The holding of United Virginia Bank is not inconsistent with this result. Under the agreement at issue in that case, the optionee acquired an option to purchase land at the intersection of two highways proposed to be built in Newport News. 214 Va. at 49, 197 S.E.2d at 175. The option was to begin when the city acquired the rights-of-way upon completion of the proposed highways and was to expire 120 days later. When the contract was executed, the thoroughfare plan which proposed the two roads had received planning commission approval but had not been adopted by the city council. Although it was contemplated that the completion date would be not later than January of 1987, 20 years and nine months after the date of the option, there was no guarantee that either highway would be built. The state, with city, state, and federal funds, was to acquire the right-of-way and construct one highway; private owners were to construct the other. Upon completion, each right-of-way was to be conveyed to the city. Id. at 50, 197 S.E.2d at 175-76.

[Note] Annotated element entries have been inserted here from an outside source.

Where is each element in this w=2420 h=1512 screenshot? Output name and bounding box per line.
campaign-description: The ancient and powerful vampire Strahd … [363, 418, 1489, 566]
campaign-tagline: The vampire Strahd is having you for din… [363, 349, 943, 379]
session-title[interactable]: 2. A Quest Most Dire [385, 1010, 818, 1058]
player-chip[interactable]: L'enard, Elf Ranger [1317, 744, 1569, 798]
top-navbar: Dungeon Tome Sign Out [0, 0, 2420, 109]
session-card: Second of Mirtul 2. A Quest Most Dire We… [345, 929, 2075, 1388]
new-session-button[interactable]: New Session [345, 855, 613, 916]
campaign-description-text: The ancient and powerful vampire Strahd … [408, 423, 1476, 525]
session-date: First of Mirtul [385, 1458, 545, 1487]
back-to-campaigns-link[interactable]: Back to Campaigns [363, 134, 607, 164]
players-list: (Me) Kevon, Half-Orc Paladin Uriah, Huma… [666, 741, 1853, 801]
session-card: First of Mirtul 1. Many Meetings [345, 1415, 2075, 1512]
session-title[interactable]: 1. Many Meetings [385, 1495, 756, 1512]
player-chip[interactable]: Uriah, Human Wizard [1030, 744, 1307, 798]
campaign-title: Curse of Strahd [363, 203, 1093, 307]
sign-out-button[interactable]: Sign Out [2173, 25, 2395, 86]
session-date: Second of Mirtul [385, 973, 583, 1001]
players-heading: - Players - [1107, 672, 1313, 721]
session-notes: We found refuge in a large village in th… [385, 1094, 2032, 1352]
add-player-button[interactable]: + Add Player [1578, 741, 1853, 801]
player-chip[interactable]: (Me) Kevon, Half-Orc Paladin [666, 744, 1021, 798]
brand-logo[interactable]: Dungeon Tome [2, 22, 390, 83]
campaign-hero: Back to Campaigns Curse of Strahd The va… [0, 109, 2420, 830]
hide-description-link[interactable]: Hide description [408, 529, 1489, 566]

It was apparent from the option agreement that the parties intended that the option would be exercised only upon the city's acquisition of the two rights-of-way. We held that, on the date of the agreement, there existed the "distinct possibility" that this contingency might not occur for more than 21 years. Id. at 52, 197 S.E.2d at 177. Holding that this option violated the rule against perpetuities, we refused to construe the contract as imposing a requirement that the city acquire the rights-of-way within a reasonable time. Neither the agreement itself nor any other source revealed an intent of the contracting parties to impose such a limitation. Nor could such intent of the parties, had it existed, control a contingency to be performed by a party who was not privy to the agreement. Id. We refused to apply the reasoning of Isen because that case was "factually and legally different." Id. at 53, 197 S.E.2d at 177.

The problems of United Virginia Bank, however, are not presented by the present case. A contract for the development and sale of subdivision lots, while similar to the lease at issue in Isen and to the leases in other commercial development cases, is quite different from the option under review in United Virginia Bank. The contract between Ryland and the Wills demonstrates their intention that performance be completed within 21 years. Furthermore, no contingency depends on performance by non-contracting parties. Our interpretation of this contract does not alter the agreement; it merely effectuates an implied contract term which comports with the contracting parties' intent.

We believe the intent of the parties and the purposes to be accomplished by this agreement justify application of the settled principle that contract terms under the control of the parties must be performed within a reasonable time where the contract does not specify the time of performance. *405 See Rodin, 48 N.C.App. at 72, 268 S.E.2d at 544. A reasonable time, as contemplated by the parties, would be well within 21 years; thus, the contract does not violate the rule. Accordingly, we hold that the trial court erred in sustaining the demurrers to Ryland's amended motion for judgment.

Ryland argued three additional assignments of error, all of which embraced theories designed to save the contract if it violated the rule against perpetuities. Ruling as we do on the perpetuities question, we need not address the remaining issues.

We will reverse the judgment and remand the case for further proceedings consistent with this opinion.

Reversed and remanded.

NOTES

[1] The pleadings do not indicate whether Ryland attempted to exercise the option to purchase these lots, or any of them, prior to their conveyance to Capital.

[2] Code § 55-13.3 (Supp.1984) significantly modified the harsh rule against perpetuities by providing that no transfer of an interest in property will fail unless it does not vest, if at all, within the period of the rule. This enactment into law of what has been characterized as the "wait and see" doctrine, see United Virginia Bank v. Union Oil, 214 Va. 48, 53, 197 S.E.2d 174, 177 (1973), is not applicable in the present case which had been decided in the trial court when the new rule became effective. Acts 1982, c. 249.